El hecho de que la Vuelta Ciclista pase por Los Alcornocales es un privilegio. Pero no para los que hemos ido a verla pasar por all, no. Ni para el mismo parque ni la provincia. Ni mucho menos. Sino para el pelotón. Y para la caravana que lo acompaña. Es cierto que todavía hoy estamos en agosto, que la hojarasca está seca y que el bosque aún no muestra sus imágenes más bellas. El verde oscuro de los alcornoques, el dorado viejo de los pastos y el marrón rojizo de las areniscas con dificultad evocan el frescor de otras latitudes.

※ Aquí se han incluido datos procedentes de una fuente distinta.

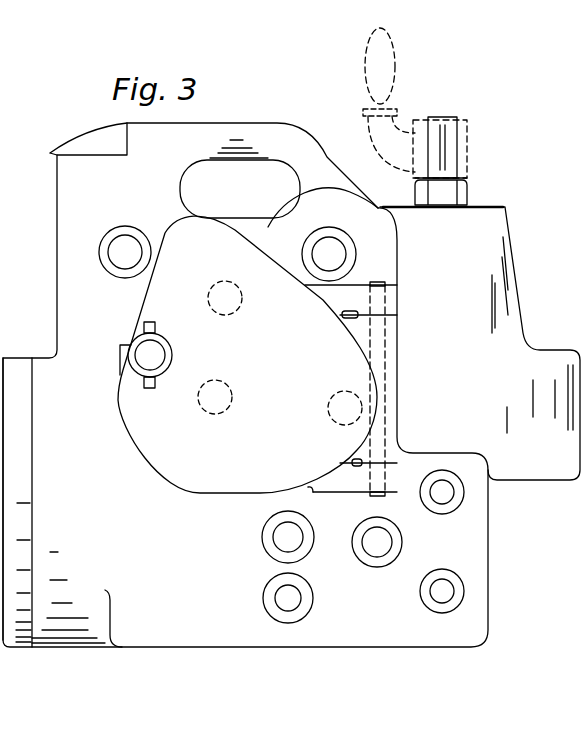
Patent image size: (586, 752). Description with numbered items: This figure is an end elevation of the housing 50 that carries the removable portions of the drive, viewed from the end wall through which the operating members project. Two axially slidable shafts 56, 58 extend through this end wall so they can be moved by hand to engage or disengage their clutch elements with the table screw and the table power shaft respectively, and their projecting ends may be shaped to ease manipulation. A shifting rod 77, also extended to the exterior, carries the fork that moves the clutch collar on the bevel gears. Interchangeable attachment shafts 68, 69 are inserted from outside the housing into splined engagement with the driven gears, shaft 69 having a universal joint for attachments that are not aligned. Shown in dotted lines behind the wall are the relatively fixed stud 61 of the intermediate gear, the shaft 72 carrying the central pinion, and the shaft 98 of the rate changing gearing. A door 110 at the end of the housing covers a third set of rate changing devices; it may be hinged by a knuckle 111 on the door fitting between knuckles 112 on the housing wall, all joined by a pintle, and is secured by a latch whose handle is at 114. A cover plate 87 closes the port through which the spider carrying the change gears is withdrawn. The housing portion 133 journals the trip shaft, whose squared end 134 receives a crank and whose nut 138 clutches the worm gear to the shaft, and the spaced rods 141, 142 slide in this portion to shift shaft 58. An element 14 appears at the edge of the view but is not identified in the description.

The frame 14 is at (6, 485).
The housing 50 is at (220, 632).
The shaft 56 is at (295, 533).
The shaft 58 is at (387, 541).
The stud 61 is at (335, 418).
The interchangeable shaft 68 is at (128, 246).
The interchangeable shaft 69 is at (336, 250).
The shaft 72 is at (236, 306).
The shifting rod 77 is at (295, 597).
The cover plate 87 is at (22, 518).
The shaft 98 is at (228, 389).
The door 110 is at (205, 478).
The knuckle 111 is at (388, 358).
The knuckles 112 is at (398, 311).
The handle 114 is at (160, 357).
The housing portion 133 is at (508, 272).
The squared end 134 is at (450, 119).
The nut 138 is at (466, 196).
The rod 141 is at (442, 492).
The rod 142 is at (442, 591).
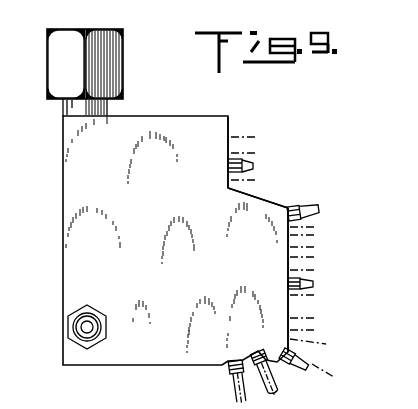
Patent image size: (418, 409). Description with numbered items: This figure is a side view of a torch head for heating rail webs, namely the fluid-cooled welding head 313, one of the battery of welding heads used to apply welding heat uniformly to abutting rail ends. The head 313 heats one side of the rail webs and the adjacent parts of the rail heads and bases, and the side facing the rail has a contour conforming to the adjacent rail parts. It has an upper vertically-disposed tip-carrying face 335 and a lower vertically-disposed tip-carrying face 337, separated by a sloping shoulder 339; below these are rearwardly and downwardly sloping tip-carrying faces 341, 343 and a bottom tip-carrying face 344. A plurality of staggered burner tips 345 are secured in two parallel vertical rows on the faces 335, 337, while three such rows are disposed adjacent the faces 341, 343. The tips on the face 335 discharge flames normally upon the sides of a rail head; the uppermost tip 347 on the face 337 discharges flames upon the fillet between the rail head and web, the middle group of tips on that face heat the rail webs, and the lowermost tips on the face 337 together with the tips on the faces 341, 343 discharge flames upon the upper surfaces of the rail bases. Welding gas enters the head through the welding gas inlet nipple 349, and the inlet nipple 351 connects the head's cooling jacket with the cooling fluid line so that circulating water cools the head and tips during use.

Es cierto también que la competición no permite recrearse con ojos de cicloturista, que quienes los acompañan motorizados van ocupados con la seguridad, el reportaje, el cronómetro, las tácticas, las averías. Pero, a pesar de todo, recorrer el sinuoso trazado de las carreteras que se adentran en el bosque más sureño del continente merece la pena. Deslizarse bajo el túnel que forma su arboleda resulta sugestivo.
Hoy pasaron por allí los corredores con su comitiva, poco a poco, espaciados, sin ruido ni estridencias, como respetando a sus habitantes que a esa hora sesteaban. Los escapados rodaban concentrados en aumentar su diferencia. Unos minutos más tarde el pelotón marchaba más relajado, pero sin dar por perdida la posibilidad de alcanzar a los de delante.
Y mientras, por Algeciras, el fuego se iba comiendo el Sendero de los Prisioneros.